At Friday afternoon’s legislative hearing held to address the possibility of future sulfide mining in Minnesota, there was standing room only. Concerned citizens from all over the state attended to hear testimony about this method to extract ores such as copper and nickel. Sulfide mining differs from taconite mining in that it has the potential for acid mine drainage: pollution caused by the exposure of sulfide minerals in the ground to air and water. Not only do sulfide mines pollute heavily while operational, they will continue to pollute for hundreds of years afterwards.
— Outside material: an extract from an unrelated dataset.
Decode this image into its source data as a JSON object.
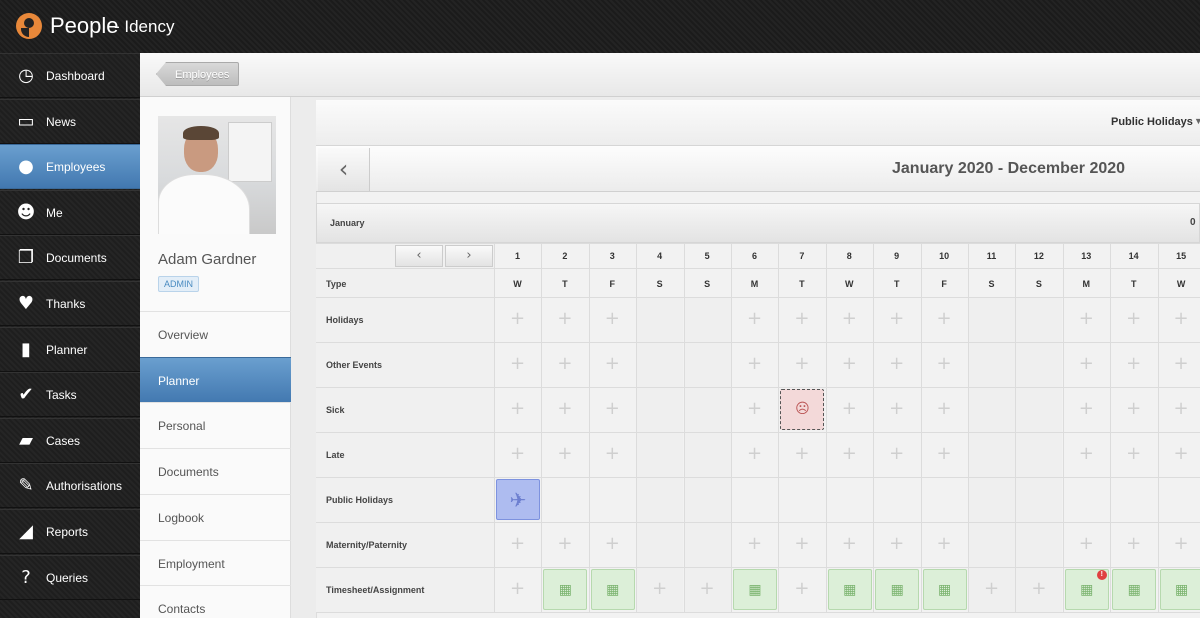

Those who would like to see the mining project go forward argue that a new mining site would give much needed employment to thousands of workers in the Iron Range, serving as an important aspect of the local economy. However, there are many who feel that the risks of sulfide mining should be addressed before putting the plans into practice. While Wisconsin has a moratorium in place stating that to achieve a permit for a sulfide mine the applicant must first prove they can operate a sulfide mine for ten years without acid mine drainage and close a mine without producing pollution for ten years afterwards, Minnesota has no such law.
“We want to see mining without harm and we want the companies to prove that it’s possible,” says Clyde Hanson, co-chair of the Sierra Club North Star Chapter’s Mining Without Harm campaign. “Proof, not promises” is what he would prefer from corporations such as PolyMet who have yet to show that their proposed mine near Babbitt successfully solves these environmental issues.